Our trip to Hotel Everest View turns out to be quite exciting.
We’re nearly trampled by a spooked yak heading full steam down a hill towards us and we end up going cross-country to the hotel as we somehow lose the trail (but since we’re above the treeline, navigation is easy).
When we arrive, we’re the only ones there (or at least everyone else was hiding in their rooms). We grab seats on the back patio to enjoy, yet another, pot of tea. The weather is still clear and we can see Everest peeking over the still distant range.
We also work a bit on Pavel and Olga’s American smiles. I think they’re progressing nicely.

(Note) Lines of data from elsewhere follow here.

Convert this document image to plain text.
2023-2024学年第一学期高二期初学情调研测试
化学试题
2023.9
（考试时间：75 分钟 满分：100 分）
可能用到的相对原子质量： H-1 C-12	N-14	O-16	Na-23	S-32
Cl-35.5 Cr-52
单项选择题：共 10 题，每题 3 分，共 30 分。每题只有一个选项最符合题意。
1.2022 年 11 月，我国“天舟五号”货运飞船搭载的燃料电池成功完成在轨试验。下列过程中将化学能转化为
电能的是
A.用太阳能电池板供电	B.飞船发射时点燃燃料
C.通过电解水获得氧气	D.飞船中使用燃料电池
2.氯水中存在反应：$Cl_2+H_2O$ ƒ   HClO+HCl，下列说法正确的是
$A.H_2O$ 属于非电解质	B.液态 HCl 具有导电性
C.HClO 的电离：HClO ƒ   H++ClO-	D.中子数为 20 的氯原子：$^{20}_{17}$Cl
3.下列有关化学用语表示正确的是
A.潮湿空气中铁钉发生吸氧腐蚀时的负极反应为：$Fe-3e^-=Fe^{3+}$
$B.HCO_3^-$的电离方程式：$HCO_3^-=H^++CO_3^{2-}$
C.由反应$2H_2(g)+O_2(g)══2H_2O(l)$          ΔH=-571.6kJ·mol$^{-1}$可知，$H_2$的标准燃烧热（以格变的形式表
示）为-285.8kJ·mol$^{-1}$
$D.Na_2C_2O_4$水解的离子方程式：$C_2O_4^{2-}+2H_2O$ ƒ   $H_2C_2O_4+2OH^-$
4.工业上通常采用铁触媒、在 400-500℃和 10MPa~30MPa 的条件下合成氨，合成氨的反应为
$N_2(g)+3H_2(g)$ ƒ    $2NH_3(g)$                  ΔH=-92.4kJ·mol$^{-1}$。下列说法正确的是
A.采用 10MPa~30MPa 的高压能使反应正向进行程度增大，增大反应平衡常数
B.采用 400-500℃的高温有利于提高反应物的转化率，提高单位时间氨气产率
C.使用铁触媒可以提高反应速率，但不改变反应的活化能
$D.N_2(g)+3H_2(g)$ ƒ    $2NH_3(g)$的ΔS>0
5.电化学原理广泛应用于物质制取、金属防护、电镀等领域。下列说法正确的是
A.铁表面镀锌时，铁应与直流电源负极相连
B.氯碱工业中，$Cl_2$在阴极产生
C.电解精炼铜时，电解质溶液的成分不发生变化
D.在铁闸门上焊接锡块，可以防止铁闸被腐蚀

It’s been a long day and now it’s time for me to head back to my home for the night in Namche. I say goodbye to my Russian comrades, but I’m sure I’ll see them again further up the trail.
As I make my way back I consider camping on the plateau where the airstrip is (mostly do avoid having to do the climb out of Namche again), but I’m still undecided on whether or not I’m going to trade my GoPro for new shoes. Back to the Namche it is.
When I arrive, I decide to go by a shop where I made friends with a shopkeeper on my way to Everest Base Camp last year. I find him just where I left him and spend the next couple of hours hanging out with him and his wife. Some seriously nice people in Nepal.
Dinner is dal bhat (again) at a lodge on the western side of the Bazaar (recommended by the shopkeeper). I splurge 250 rupees (~$2.50) on a private room and even get my own shower (too bad the pipes are frozen).
At least charging is free.
- Start: Namche Bazaar (11,286 ft / 3,440 m)
- End: Namche Bazaar (11,286 ft / 3,440 m)
- Distance: 7.7 mi / 12.47 km
- Sleeping elevation change: 0 ft / 0 m
- Day’s elevation change: +3,186 ft / +971 m
- Total time: 6:35:03
- Moving time: 5:49:18
NOTE: I have no guarantee that this route is correct, nor that it can be accurately relied upon for navigation. It should serve only as a general guideline for what the trail is expected to look like.